Aujourd’hui les conditions météo étaient parfaites pour voler sur le piémont. Peut-être que quelques Cums nous auraient encore plus facilités la tâche, mais faut quand même pas trop en demander. Nos cadors ont réussi des vols hallucinants, dont un triangle FAI de 95 kms de S. Gattini au départ d’Arbas. J’ai aussi eu la chance de voler avec une Nervures - Diamir 2, prêtée par Surfair, merci à Thierry, la voile a aussi grandement participé à ce vol.
Déco vers 12h local, il y a au moins 1j déjà que ça sort devant le Planot. Je m’équipe comme d’habitude et comme si j’allais voler des heures, c’est souvent pour rien, aujourd’hui ça va être utile. Un premier remerciement aux pilotes qui patientent pendant que je me dépêtre des élévateurs et suspentes de cette voile que je ne connais pas….. ouf ça y est je suis en l’air.
Je trouve assez vite le thermique devant le déco, une voile m’y rejoint, il est plus doué que moi, il insiste mieux et sortira directement pour transiter vers la Cagire. Moi je décale vers Pène Blanque, je ne trouve rien, je décale, vers la Husse et en 2/3 tentatives, j’atteins 1750m. Très tenté de partir, je me raisonne et me dis que ce n’est pas la différence de plané de la Diamir2 par rapport à ma Golden4 qui vont faire la différence pour atteindre Plaède, donc j’y retourne et bingo, je monte à quasi 2000m tout en respectant la zone « Percno ». Je verrai sur ma trace que j’en étais à 5/600m, cool.

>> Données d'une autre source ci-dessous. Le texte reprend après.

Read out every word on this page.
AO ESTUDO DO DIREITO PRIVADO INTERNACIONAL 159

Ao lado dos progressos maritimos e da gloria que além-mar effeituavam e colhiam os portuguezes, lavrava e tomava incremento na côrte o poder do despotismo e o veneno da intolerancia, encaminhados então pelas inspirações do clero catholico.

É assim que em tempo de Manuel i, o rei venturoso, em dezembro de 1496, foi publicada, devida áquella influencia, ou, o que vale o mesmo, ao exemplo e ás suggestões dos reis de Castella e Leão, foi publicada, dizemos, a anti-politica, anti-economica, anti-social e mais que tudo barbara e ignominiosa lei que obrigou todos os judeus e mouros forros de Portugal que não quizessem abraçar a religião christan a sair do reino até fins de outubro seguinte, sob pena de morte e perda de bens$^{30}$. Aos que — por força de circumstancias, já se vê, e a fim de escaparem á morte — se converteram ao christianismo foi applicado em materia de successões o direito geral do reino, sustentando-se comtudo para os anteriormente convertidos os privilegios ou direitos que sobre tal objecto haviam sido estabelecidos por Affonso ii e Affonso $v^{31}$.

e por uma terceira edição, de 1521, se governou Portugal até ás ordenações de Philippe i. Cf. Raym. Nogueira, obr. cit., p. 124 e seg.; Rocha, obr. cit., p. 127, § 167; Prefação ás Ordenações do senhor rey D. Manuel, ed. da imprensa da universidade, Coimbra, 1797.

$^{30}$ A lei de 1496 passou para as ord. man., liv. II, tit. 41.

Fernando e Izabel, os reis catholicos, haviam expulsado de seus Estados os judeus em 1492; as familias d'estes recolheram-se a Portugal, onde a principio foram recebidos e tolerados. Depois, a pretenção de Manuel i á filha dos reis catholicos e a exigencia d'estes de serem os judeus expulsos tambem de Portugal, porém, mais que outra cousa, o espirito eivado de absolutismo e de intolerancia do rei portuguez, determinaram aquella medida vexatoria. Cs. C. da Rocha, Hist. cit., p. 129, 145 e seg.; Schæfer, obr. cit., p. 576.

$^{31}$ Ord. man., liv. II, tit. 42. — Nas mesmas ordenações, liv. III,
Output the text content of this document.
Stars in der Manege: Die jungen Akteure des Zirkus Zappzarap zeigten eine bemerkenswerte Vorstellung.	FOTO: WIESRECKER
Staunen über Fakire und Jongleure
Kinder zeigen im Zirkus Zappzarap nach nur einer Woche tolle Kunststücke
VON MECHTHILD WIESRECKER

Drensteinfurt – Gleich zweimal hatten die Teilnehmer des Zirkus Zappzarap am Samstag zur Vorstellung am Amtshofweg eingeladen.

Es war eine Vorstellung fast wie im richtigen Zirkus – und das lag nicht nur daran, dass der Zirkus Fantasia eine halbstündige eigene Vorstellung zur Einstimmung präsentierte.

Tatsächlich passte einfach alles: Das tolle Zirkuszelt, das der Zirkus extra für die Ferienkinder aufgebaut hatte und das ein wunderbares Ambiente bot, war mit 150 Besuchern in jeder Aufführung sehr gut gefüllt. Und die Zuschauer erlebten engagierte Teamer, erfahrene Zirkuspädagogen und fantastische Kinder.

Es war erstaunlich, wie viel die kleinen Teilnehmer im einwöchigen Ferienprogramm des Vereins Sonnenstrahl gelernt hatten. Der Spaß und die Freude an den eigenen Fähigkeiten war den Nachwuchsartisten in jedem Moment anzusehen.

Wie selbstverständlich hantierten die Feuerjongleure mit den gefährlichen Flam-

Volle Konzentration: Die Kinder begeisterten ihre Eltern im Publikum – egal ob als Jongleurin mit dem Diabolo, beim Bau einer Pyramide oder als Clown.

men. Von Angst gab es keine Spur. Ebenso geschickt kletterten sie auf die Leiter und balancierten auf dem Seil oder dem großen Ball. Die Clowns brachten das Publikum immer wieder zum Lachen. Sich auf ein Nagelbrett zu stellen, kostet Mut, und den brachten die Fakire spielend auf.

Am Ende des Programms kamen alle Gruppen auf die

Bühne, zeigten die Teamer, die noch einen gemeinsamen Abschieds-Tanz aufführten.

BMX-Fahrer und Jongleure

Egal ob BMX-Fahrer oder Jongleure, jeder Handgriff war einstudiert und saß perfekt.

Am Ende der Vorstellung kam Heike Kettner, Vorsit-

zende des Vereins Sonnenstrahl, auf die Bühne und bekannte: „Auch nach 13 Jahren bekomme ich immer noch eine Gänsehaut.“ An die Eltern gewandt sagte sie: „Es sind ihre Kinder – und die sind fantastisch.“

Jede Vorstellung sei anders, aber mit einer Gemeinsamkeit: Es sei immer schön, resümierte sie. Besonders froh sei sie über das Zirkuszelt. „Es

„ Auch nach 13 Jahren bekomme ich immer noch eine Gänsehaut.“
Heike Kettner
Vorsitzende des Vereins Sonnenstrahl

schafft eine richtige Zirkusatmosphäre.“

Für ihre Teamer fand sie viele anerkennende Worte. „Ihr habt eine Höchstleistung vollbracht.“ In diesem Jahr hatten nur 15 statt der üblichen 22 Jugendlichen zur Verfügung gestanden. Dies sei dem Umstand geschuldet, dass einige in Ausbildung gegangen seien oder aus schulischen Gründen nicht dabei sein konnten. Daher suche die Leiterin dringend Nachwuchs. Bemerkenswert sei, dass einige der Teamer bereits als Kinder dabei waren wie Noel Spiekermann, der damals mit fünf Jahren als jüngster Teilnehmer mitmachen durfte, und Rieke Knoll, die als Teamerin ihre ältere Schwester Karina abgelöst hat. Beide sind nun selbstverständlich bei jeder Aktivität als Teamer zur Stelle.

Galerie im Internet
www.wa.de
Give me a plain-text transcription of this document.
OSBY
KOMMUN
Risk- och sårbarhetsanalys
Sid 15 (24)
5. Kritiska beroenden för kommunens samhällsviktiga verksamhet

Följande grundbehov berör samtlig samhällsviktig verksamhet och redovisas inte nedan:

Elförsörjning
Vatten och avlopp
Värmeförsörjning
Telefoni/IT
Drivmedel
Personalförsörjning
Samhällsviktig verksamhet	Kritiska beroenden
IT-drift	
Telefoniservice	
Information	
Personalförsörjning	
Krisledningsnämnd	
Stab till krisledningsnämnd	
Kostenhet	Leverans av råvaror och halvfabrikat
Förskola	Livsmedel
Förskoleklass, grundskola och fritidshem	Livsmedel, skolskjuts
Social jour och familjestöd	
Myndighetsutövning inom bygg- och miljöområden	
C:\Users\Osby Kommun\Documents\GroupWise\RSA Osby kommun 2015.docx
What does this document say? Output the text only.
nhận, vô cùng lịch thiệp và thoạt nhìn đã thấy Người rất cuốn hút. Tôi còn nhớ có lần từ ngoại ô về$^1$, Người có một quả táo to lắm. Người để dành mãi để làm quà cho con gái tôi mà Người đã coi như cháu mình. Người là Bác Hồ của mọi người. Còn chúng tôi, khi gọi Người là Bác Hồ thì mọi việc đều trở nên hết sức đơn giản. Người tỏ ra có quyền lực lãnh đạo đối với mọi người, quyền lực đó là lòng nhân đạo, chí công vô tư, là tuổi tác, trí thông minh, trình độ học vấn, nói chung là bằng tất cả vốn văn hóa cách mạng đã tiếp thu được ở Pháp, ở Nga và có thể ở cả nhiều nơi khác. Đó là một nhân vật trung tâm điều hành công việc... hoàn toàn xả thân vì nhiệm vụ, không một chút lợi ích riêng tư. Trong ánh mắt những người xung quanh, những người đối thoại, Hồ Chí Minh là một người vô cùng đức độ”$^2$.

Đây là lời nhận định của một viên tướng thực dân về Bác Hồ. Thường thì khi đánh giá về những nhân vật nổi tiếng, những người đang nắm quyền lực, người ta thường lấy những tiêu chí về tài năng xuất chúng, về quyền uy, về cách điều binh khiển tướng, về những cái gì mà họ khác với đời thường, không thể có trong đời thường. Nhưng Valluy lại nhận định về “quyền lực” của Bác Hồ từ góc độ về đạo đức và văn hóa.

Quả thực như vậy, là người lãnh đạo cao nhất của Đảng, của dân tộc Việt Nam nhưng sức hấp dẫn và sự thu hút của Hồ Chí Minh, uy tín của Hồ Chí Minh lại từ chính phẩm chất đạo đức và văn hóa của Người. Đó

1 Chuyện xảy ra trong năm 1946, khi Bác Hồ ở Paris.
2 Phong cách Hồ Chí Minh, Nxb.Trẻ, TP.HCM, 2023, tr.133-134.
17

Dans la transition vers le Cagire, je passe un mauvais moment qui a failli tout gâcher. Désolé du détail, mais le corps à des exigences, et je ne sais pas pourquoi, mais en vol, je suis obligé de me moucher assez souvent. Comme je ne sais pas sortir un joli mouchoir tout en pilotant, je fais comme tous les sportifs … bref là je ne sais pas comment je m’y prends, mais je salis mes lunettes. Comme je suis myope et que je tiens à y voir un peu, j’entreprends de nettoyer les verres avec mon gant. Evidemment j’étale la crasse… Du coup j’enlève un gant, je sors un kleenex de mon cockpit et je frotte et …. Je fais sauter un verre !!!! Ah la haine, même en gag, ça n’aurait pas été plaisant. Heureusement le verre git à coté de mes instruments… J’enlève le second gant et au miracle, je réussi à remettre le verre. A y être je nettoie tout ça correctement, je remets mes gants et me voilà arrivé à Plaède, à bonne hauteur pour reprendre tout de suite et monter vers 1900.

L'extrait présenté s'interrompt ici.